Ian's talk focused on one of the themes within our amazing collection of moving image artefacts, 3-D and stereoscopy. We welcomed over 70 people to a packed room to hear Ian's argument that "Stereoscopic images played a vital part in popularising photography, long before the Kodak revolution launched snapshots. Queen Victoria was an enthusiast and Muybridge made his fortune with stereo images. Yet its centrality to the 19th century vision revolution is largely forgotten today. How has it come to be regarded as a mere curiosity or gimmick; and what can we do to recover the lost culture of stereoscopy in the digital era?"
Ian explained how steroscopy was the most popular form of photography for a period in the mid 19th century and how it is influential on many of the new technological innovations of our own time.

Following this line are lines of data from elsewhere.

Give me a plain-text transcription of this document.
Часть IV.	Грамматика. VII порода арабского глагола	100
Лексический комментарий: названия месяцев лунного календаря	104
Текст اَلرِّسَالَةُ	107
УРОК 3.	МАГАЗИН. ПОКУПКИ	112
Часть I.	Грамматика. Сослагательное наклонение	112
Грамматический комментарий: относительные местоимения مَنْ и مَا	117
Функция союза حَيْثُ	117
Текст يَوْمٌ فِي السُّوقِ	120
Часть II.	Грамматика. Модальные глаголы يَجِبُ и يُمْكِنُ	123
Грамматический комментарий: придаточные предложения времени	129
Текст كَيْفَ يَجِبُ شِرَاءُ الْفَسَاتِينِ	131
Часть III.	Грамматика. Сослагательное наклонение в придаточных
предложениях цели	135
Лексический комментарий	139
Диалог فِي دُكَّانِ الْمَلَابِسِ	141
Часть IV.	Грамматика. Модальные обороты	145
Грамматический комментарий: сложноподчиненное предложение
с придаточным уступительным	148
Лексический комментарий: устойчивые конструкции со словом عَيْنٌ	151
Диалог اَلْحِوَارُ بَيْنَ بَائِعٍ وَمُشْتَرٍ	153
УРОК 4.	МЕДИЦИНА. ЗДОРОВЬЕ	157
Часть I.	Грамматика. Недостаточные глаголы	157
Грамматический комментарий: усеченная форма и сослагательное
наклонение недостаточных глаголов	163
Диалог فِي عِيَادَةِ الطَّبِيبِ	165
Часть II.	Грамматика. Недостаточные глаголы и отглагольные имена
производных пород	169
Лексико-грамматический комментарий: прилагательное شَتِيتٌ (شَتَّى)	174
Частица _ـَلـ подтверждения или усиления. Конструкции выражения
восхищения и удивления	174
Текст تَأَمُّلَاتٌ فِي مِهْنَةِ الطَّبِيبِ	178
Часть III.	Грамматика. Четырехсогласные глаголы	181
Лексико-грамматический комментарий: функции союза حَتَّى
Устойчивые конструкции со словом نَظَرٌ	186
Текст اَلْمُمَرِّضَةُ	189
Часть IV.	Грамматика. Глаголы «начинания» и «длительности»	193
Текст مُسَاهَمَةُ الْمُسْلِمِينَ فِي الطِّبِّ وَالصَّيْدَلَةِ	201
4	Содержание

Visitors had a chance to look at the stereoscopes and slides in our collection and understand how they immersed the viewer in an intense, intimate experience of other places and events far removed from their living rooms.
Thanks so much to Ian for his lecture and we plan this to be an annual event. Watch this space for announcements on a series of events next spring to mark the 20th anniversary of the opening of the museum.
Ian Christie is a film and media historian who has written on many aspects of moving image history including early cinema, Russian cinema and the films of Michael Powell and Emeric Pressburger. His study of David Lean's Doctor Zhivagoi has just been published in the BFI Film Classics series and his website is www.ianchristie.org . He has become fascinated by stereoscopy and its controversial reputation. He will be drawing attention to some of the riches of the Bill Douglas Cinema Museum collection to illustrate this lecture.